State Object

Yet another MicroArchitecture production.

The basic StateObject is an object which has nothing but state in it, and all elements public.

see ValueObject, DataTransferObject, EssenceObject (hippy name :)), transferObject (Sun's new name, anyone else?).

Why do we need one of these, and what makes it (micro)architectural?

Consider serialization of an object. When we serialize we usually want to create an object which contains only the data of interest. In most systems this is the instance data, without the class that wraps it.

By encapsulating this data explicitly in an object, it is easy to serialize. We simply grab the StateObject. It is also easy to deserialize, simply pass it as an argument to an appropriate constructor/setter. This is very useful whenever we need to deal with persistent or distributed architectures i.e. bridge referential boundaries or process boundaries.

So, say you need to export a class to a database; if you have (or can get) a state object from it then any further mappings are made very easy. Say you want to express a class in two different languages. A StateObject can indicate the common data elements. Say you want a fast delta communication channel, a StateObject is easy to difference against some "basis" object. Say you want to decorate an object with different sets of functions, then a StateObject is very handy.

Some modern systems like Java provide generic mechanisms to do Serialization/Deserialization for you. The problem with these is that they are opaque, architecturally significant (so perhaps better not to be hidden), and limited to JVM-to-JVM communication. On the other hand they are very convenient, as black box systems often are. Under the covers, however, they are generating StateObject s, usually with some dynamic type information added to the native object state.

See: TreeInSql for a fairly complicated mapping from a tree.

KentBeck calls the StatePattern "State Object". The StatePattern is quite different from this, since the "state" in StatePattern is an object that has no data, that encapsulates the behavior that changes depending on the state of the object.

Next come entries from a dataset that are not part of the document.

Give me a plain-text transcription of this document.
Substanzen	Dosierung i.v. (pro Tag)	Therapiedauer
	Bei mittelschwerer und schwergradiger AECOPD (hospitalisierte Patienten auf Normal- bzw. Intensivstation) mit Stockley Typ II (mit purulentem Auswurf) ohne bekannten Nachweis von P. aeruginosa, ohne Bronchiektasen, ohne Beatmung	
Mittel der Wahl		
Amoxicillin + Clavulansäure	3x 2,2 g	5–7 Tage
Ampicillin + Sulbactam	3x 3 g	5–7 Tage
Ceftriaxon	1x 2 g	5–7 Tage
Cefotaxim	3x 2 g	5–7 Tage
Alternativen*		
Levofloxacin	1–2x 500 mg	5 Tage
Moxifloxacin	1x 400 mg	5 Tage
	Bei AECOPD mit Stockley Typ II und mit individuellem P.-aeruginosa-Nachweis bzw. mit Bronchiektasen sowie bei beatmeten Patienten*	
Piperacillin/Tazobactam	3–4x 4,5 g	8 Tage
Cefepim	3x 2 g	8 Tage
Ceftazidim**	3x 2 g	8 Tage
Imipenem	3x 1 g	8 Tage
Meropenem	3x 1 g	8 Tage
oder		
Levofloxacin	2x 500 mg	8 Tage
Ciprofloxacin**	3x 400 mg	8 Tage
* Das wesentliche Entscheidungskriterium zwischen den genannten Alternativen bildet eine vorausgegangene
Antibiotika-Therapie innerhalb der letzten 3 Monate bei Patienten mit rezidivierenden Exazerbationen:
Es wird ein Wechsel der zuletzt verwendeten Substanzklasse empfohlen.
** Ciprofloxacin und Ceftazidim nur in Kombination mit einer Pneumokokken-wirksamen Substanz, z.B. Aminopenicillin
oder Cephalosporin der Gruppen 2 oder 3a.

He can't have both names. That's just greedy :).

The StateObject pattern is called "Value Object" by Floyd Marinescu at http://www.theserverside.com/resources/patterns_review.jsp but ValueObject means something different for most people. The Sun J2EE patterns also have a pattern called ValueObject (see http://developer.java.sun.com/developer/restricted/patterns/ValueObject.html) but it seems to be the intersection of these two patterns, i.e. they use a real ValueObject to represent a StateObject.

ValueObject and StateObject are the same I think. Its interesting to note that in the paper referenced it is described as improving performance and portability. These are architectural attributes. I am wrestling with using the same name. What do people here think? --RichardHenderson

Okay, I decided to keep my name. ValueObject is getting a sense of being immutable which is not relevant here. Its just an object of state, the state of an object, yeah, its a StateObject.

Enter Number 3, roll of thunder, flash of lightning etc :)

I am not convinced. When you serialize an object, you are translating it to be a bit-stream. Why is serializing a StateObject any better than serializing the full object? It seems to me that it would be just as much work, and all you are doing it making two classes where one would do.

Firstly the objects can be pretty heavyweight, so stripping out the functional metadata is an obvious efficiency. Then there's the clients of the StateObject. They may not be identical therefore the object may need to be manipulated in flight as in a relational database mapping. This implies the StateObject should have its own identity. Finally, this way of looking at things maps directly to what computer systems actually physically do. The JNI libraries uses StateObject (as I understand it) though they call them native peers. No point in sending Java functional stuff to a C library. Indeed it is incorrect since it then limits the C code to being a consumer. Not much use in an O/S binding.

It is not obvious to me. -RalphJohnson

What is your alternative Ralph? I need classes of objects which correspond to the world I program. My programming world has state objects in it. I can map them to objects in databases and track their movements, decoration with functions, transformations etc. The real world doesn't understand Java or Smalltalk.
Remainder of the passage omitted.